Before dorms were coed, panty raids executed by the fraternities happened every so often. Today, boxer raids are carried out by the Anderson girls for April Fool’s day. The flag pole near Memorial Building usually has something odd hoisted up on it, mostly famously tires and bicycles. A new tradition is decorating and riding Styx, the bronze horse outside of Penrose Library.
Another former tradition is the freshmen/sophomore tug-of-war into Lakum Duckum, The pond between Maxey Hall and Memorial Building is named Lakum Duckum as a pun of Americanized Latin. The tug-of-war was a rite of passage for the freshmen men; they were required to wear green dinks (beanies) until they overpowered the sophomores in a tug-of-war over Lakum Duckum, or Homecoming weekend arrived; the end of the festivities included a bonfire fueled by the green dinks. This tradition ended after WWII as combat veterans returning to Whitman refused to wear green dinks. In the mid-1960s, the college lined the pond with concrete to reduce erosion and the games ceased permanently.

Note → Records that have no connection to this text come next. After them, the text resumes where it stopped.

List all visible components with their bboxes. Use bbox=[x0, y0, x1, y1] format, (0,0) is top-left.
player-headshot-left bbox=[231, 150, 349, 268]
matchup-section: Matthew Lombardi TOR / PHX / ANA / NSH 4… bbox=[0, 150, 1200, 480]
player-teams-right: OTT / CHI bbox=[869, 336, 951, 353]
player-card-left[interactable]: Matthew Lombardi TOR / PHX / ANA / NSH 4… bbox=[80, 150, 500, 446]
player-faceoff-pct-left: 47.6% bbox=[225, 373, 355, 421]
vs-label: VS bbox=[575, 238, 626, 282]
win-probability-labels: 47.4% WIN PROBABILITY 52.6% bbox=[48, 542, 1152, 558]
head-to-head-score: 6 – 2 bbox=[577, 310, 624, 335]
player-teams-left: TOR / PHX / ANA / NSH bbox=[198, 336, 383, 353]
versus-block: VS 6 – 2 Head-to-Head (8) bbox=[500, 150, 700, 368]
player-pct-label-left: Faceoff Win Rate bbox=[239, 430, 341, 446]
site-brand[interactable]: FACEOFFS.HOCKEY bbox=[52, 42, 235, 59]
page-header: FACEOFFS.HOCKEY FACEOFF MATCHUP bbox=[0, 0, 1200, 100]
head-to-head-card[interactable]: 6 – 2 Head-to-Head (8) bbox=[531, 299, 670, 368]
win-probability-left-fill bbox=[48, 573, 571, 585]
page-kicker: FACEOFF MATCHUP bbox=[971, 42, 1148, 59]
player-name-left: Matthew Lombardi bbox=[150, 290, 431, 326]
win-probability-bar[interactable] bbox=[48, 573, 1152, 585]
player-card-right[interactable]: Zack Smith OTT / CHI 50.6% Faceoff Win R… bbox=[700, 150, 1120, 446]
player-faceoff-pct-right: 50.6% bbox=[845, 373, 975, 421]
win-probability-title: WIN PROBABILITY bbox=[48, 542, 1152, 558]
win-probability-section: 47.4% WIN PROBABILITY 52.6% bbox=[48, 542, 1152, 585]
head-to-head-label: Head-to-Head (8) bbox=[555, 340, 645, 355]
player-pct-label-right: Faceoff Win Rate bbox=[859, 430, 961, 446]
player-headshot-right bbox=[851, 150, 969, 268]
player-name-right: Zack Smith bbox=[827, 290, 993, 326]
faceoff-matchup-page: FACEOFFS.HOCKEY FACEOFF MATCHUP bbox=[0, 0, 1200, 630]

There’s also the Annual Renaissance Faire, a 40-plus-year tradition; the Mr. Whitman competition (think Miss America but senior boys), the One-Act competition and the Instant Play Festival. The Choral Contest has been held annually for more than 85 years. Every spring, student groups form choirs competing for the Gena Branscombe and Howard E. Pratt trophies. There was a similar annual event in the ’60s called “Year in Revue,” and the Greek groups would make a farcical show about the major events that happened on campus. This has been replaced in recent years by Greek week, an annual celebration of Greek life at Whitman.
And finally, pinging. If you stand between two pillars on the exterior of Cordiner Hall, cup your hand ever so slightly and slap it against the concrete, the most unusual “pinging” noise is created.